Tuesday, July 12, 2011

Pennsylvania Middle District Court Allows Products Liability Malfunction Theory Case to Proceed on Circumstantial Evidence

In his Opinion issued in the case of Liberty Mut. Fire Ins. Co. v. Sharp Electronics Corp., 2011 WL 2632880 (M.D.Pa. July 5, 2011, Jones, J.), United States Middle District Judge John E. Jones III allowed a shopping center fire lawsuit to proceed beyond the summary judgment stage in a products liability case where the plaintiff was relying upon circumstantial evidence to support a "malfunction theory" of liability.

Judge Jones ruled that, in addition to solely relying upon circumstantial evidence, the plaintiff's expert would also be permitted to rely upon a process of elimination to prove the existence of an alleged defect.
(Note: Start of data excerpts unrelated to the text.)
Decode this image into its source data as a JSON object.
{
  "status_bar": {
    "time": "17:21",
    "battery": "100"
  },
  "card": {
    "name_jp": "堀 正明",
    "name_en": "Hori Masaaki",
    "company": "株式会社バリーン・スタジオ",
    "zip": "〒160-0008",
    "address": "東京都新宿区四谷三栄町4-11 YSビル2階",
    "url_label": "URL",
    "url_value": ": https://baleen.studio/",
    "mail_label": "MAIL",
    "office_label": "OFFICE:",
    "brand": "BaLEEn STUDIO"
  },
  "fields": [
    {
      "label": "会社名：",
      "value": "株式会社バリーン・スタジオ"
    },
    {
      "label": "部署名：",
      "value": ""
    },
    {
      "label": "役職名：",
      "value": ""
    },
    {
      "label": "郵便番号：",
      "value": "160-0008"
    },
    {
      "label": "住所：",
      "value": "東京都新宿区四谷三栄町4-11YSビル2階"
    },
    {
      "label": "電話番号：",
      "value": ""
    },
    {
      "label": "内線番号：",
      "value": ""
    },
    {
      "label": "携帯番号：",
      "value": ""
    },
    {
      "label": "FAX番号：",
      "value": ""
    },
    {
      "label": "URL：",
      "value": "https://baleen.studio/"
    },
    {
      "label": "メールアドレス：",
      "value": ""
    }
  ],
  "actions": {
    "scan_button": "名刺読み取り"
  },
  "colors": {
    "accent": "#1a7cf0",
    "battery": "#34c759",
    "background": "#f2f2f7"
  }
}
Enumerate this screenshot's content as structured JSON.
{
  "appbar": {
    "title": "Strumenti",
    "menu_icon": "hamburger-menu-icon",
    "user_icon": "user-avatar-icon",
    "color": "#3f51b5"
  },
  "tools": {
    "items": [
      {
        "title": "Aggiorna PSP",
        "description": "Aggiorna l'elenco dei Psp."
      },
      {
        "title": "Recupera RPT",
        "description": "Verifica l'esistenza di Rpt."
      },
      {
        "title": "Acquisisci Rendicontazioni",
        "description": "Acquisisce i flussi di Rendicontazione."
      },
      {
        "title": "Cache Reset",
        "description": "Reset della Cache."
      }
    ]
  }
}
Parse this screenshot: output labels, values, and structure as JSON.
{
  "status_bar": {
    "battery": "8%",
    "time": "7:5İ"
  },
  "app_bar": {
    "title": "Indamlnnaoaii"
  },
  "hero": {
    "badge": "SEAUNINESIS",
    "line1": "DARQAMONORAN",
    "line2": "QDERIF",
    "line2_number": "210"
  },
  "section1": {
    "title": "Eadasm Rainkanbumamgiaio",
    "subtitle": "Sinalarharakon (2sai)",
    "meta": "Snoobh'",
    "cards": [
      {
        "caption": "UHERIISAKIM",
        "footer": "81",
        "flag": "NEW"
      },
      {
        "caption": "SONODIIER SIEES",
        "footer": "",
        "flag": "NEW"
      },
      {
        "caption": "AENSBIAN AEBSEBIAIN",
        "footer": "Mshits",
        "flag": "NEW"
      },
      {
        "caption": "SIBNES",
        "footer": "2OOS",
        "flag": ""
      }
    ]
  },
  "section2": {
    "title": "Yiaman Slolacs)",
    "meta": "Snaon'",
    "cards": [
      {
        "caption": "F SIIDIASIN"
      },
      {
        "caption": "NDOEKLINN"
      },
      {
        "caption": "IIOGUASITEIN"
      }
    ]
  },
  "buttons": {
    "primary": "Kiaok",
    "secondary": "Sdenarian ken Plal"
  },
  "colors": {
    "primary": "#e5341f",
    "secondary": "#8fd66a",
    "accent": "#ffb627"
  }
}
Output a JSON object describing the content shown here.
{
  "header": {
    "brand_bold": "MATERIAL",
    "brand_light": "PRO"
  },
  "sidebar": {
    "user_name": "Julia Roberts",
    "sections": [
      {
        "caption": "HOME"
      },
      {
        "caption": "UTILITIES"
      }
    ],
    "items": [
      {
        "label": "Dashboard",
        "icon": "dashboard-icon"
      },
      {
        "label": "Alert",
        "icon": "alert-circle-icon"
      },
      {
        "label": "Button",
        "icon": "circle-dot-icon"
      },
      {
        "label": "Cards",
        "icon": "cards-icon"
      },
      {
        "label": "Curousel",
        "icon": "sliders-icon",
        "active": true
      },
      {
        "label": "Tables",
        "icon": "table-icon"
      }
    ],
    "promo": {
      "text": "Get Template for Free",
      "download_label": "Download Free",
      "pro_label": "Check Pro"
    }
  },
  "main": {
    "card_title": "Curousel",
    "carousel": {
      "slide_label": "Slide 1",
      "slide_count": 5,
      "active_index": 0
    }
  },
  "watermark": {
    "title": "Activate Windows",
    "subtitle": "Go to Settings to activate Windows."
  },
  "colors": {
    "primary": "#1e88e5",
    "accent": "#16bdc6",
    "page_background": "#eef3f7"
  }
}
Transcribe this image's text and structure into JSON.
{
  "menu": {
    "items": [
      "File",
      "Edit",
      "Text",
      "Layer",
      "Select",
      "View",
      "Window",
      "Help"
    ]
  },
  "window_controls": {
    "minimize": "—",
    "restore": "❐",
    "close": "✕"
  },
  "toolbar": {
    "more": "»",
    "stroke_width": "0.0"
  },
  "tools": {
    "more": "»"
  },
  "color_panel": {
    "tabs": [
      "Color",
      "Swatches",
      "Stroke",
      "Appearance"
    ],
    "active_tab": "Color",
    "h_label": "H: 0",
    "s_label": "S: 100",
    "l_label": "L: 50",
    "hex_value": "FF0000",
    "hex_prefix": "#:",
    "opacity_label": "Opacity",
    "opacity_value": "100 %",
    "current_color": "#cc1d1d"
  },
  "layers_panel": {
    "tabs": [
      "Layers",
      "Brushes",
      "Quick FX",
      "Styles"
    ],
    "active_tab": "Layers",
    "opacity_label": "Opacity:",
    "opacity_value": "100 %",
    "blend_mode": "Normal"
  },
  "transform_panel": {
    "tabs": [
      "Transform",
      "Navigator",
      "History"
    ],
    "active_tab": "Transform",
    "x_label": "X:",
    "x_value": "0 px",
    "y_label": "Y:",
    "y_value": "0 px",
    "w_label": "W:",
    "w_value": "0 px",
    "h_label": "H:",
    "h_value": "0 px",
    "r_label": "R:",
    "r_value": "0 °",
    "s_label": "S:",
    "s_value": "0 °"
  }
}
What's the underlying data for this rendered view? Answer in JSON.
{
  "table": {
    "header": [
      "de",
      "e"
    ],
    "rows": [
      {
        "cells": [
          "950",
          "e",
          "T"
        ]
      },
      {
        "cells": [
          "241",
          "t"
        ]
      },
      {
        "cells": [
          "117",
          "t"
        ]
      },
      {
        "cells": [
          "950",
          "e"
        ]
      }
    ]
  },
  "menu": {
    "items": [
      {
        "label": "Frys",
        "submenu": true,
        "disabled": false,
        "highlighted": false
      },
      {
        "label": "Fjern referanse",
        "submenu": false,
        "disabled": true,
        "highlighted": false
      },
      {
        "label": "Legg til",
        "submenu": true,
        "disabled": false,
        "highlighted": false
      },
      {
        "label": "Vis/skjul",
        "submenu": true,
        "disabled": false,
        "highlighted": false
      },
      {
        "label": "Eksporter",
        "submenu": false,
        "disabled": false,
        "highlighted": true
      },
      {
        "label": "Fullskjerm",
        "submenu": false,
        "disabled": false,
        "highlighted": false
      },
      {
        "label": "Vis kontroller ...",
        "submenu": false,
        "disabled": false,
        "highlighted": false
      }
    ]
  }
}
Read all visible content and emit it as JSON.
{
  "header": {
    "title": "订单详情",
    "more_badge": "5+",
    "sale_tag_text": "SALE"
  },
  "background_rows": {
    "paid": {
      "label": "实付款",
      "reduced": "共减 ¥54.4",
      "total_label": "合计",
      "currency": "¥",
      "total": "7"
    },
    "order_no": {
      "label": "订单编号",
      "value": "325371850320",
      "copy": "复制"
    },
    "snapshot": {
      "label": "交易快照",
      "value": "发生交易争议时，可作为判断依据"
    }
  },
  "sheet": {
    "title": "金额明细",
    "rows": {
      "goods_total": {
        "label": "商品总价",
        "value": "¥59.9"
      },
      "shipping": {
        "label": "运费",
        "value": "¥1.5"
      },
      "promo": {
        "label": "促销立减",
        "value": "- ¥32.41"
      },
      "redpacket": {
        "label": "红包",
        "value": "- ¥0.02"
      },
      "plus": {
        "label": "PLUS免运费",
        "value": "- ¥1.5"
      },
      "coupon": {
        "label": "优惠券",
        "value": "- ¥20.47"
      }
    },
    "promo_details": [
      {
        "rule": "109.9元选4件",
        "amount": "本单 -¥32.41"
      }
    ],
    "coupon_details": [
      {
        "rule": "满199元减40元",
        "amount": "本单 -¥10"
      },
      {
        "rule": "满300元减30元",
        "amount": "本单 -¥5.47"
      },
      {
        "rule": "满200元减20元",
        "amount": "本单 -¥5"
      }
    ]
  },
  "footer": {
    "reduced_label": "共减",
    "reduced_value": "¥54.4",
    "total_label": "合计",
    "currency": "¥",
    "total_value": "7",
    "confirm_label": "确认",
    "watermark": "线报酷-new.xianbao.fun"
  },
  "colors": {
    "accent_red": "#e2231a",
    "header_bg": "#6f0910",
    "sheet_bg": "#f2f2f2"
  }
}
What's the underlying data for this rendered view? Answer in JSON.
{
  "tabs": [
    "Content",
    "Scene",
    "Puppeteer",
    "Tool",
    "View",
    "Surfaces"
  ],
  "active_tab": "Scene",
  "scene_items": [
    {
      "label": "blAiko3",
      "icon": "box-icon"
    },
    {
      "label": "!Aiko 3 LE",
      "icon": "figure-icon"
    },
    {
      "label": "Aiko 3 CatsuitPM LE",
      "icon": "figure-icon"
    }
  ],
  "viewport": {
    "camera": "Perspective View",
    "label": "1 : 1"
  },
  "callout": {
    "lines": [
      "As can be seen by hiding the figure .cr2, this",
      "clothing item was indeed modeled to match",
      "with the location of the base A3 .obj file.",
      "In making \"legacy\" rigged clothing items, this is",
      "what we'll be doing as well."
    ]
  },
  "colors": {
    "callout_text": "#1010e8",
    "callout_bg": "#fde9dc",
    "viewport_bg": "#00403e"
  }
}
In this case, it was alleged that a shopping center fire originated out of an electrical defect in a cash register manufactured by the defendant.

Judge Jones ruled that, under Pennsylvania law, the malfunction theory allows a plaintiff to assert a strict product liability claim "based purely on circumstantial evidence in cases where the allegedly defective product has been destroyed or is otherwise unavailable."  In this case, the cash register was destroyed in the fire.

The plaintiffs' expert in this matter opined that the precise cause of the electrical fault in the cash register could not be identified due to the damage sustained by the cash register in the fire.  However, the expert also concluded that the fire must have been caused by an assembly defect because all of the evidence pointed to the defendant's cash register as the origin of the fire. 

Based upon this showing, the court allowed the plaintiff's case to proceed beyond the summary judgment stage.